A bridge or an outpost? – Vice Prime Minister of Ukraine for European and Euro-Atlantic Integration about NATO

A bridge or an outpost? – Vice Prime Minister of Ukraine for European and Euro-Atlantic Integration about NATO

Ivanna Klympush-Tsyntsadze, Ukrainian Vice Prime Minister for European and Euro-Atlantic Integration, published an article in the influential Ukrainian periodical “Dzerkalo Tyzhnia” on January 13, 2017. In this text the Vice Prime Minister goes back to the discussion regarding NATO and Ukraine which broke out after publication of Pinchuk’s article in The Wall Street Journal. UCMC has previously covered this discussion here: Pinchuk’s plan harshly criticized in UkraineWhy asking for ‘painful concessions’ from Ukraine is wrong and  Is Neutrality a Solution for Ukraine?.

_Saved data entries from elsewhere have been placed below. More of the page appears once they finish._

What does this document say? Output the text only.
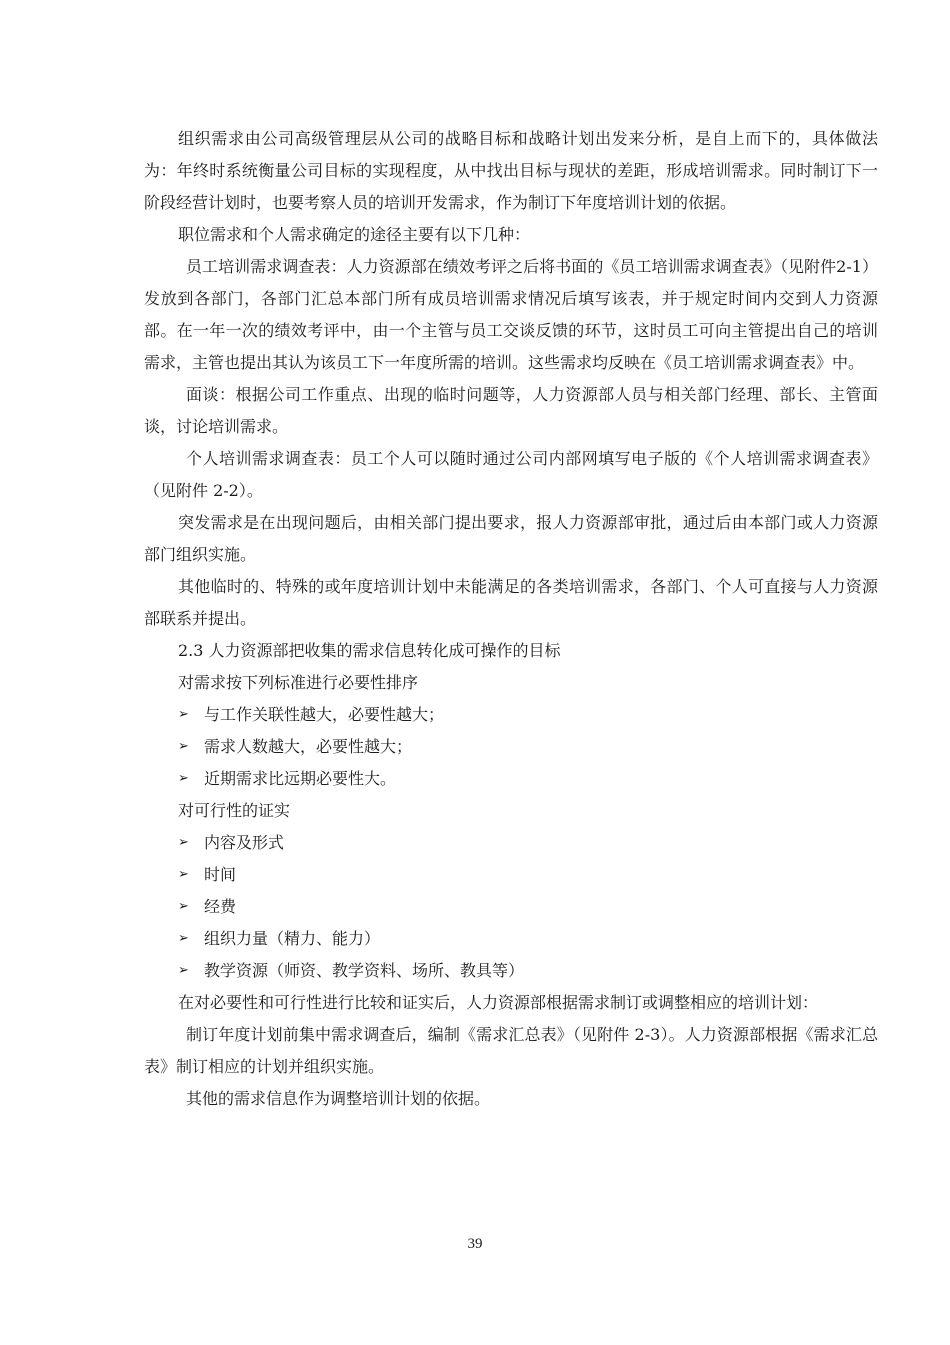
组织需求由公司高级管理层从公司的战略目标和战略计划出发来分析，是自上而下的，具体做法为：年终时系统衡量公司目标的实现程度，从中找出目标与现状的差距，形成培训需求。同时制订下一阶段经营计划时，也要考察人员的培训开发需求，作为制订下年度培训计划的依据。

职位需求和个人需求确定的途径主要有以下几种：

员工培训需求调查表：人力资源部在绩效考评之后将书面的《员工培训需求调查表》（见附件2-1）发放到各部门，各部门汇总本部门所有成员培训需求情况后填写该表，并于规定时间内交到人力资源部。在一年一次的绩效考评中，由一个主管与员工交谈反馈的环节，这时员工可向主管提出自己的培训需求，主管也提出其认为该员工下一年度所需的培训。这些需求均反映在《员工培训需求调查表》中。

面谈：根据公司工作重点、出现的临时问题等，人力资源部人员与相关部门经理、部长、主管面谈，讨论培训需求。

个人培训需求调查表：员工个人可以随时通过公司内部网填写电子版的《个人培训需求调查表》（见附件 2-2）。

突发需求是在出现问题后，由相关部门提出要求，报人力资源部审批，通过后由本部门或人力资源部门组织实施。

其他临时的、特殊的或年度培训计划中未能满足的各类培训需求，各部门、个人可直接与人力资源部联系并提出。

2.3 人力资源部把收集的需求信息转化成可操作的目标

对需求按下列标准进行必要性排序

➢ 与工作关联性越大，必要性越大；
➢ 需求人数越大，必要性越大；
➢ 近期需求比远期必要性大。

对可行性的证实

➢ 内容及形式
➢ 时间
➢ 经费
➢ 组织力量（精力、能力）
➢ 教学资源（师资、教学资料、场所、教具等）

在对必要性和可行性进行比较和证实后，人力资源部根据需求制订或调整相应的培训计划：

制订年度计划前集中需求调查后，编制《需求汇总表》（见附件 2-3）。人力资源部根据《需求汇总表》制订相应的计划并组织实施。

其他的需求信息作为调整培训计划的依据。

39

UCMC is publishing core messages of the article by Klympush-Tsuntsadze in English.

Facing the facts

Russia concentrated about 700 tanks, over 1000 units of military equipment, the same number of artillery systems and over 300 missile launchers in Donbas. The occupied territories are supplied with weaponry and manpower through “transparent” borders. Around 6000 soldiers of regular Russian army take part in occupation of Ukrainian territories in Donbas, maintaining, equipping and training two army corpses of “hybrid troops” approximating 35 thousand people. Russia is swiftly militarizing the occupied Crimea on a massive scale.

Ukraine is not the “last stop” in the way of Russia. East European, Baltic and Scandinavian countries will be at risk. Believing that the aggressor will suddenly change its ways and start adhering to the agreements reached as a result of “painful compromises” means being utterly mistaken. History knows no cases of a leopard miraculously changing his spot.

A bridge or an outpost?

Former US Secretary of State and supporter of “Russia appeasement” concept Henry Kissinger is fond of iterating an idea of Ukraine becoming a bridge between Western countries and Russia. However, this metaphor is unacceptable for us, if only because a bridge is the first to be destroyed during hostilities: it’s either blown up by commandos, shelled by artillery or bombarded by aircrafts. Most importantly, a bridge is an internal intermediary without any chance of subjectivity. I believe the metaphor of an outpost is more suited for Ukraine. An outpost is dangerous too, but at least you know what you are fighting for. It is far better to be an outpost for some time, eventually becoming an equal partner of the free global community, than to remain a bridge which is incessantly walked over by soldiers and weaponry – either on one side or another. This is why an outpost instead of a bridge is a choice.

What do Ukrainians think?

Ilko Kucheriv Democratic Initiatives Foundation conducted a public opinion survey in December. According to its results, 62% of Ukrainians are ready to participate in referendum on joining NATO today, and 71% will support joining the Alliance. The number of citizens who made a final decision regarding this issue grew by 6% only in the last 18 months. Moreover, the number of people who believe that joining NATO is the best security guarantee increased almost by 250% in the last nine years.

Non-aligned status does not guarantee safety

Non-aligned status cannot become a cornerstone of Ukrainian pragmatism, as both de-jure and de-facto Ukraine was a non-aligned state when Crimea was annexed and the war in Donbas started, and it was captured in legislation.

Therefore, speeding up European and Euro-Atlantic integration is the only pragmatic solution for Ukraine, with a particular focus on NATO integration. In other words, maximum rapprochement with North Atlantic Alliance, implementation of its standards and joining NATO as a midterm strategic objective.

In what way can NATO benefit from cooperation with Ukraine?

Some benefits for NATO from cooperation with Ukraine are apparent even today.

  1. In the first place, Ukraine may become a guarantor on East of Europe on security, a sort of “safe checkpoint” to Asia and outpost for promoting free world values on Eurasian territory.
  2. Secondly, we are building one of the strongest and most skilful armies in Europe which already possess extraordinary military experience. We are not doing it of our own accord, but the fact remains that Ukraine is a source of unique military and strategic experience for NATO. When NATO instructors are working with our troops, it is a reciprocal training process.
  3.  Thirdly, Ukraine is a country forced to stand up against hybrid warfare involving use of heavy information and economic pressure. Our progress in this resistance, its generalization and improvement can become our offer we can make to the free world, as hybrid warfare becomes a trend line of the XXI century.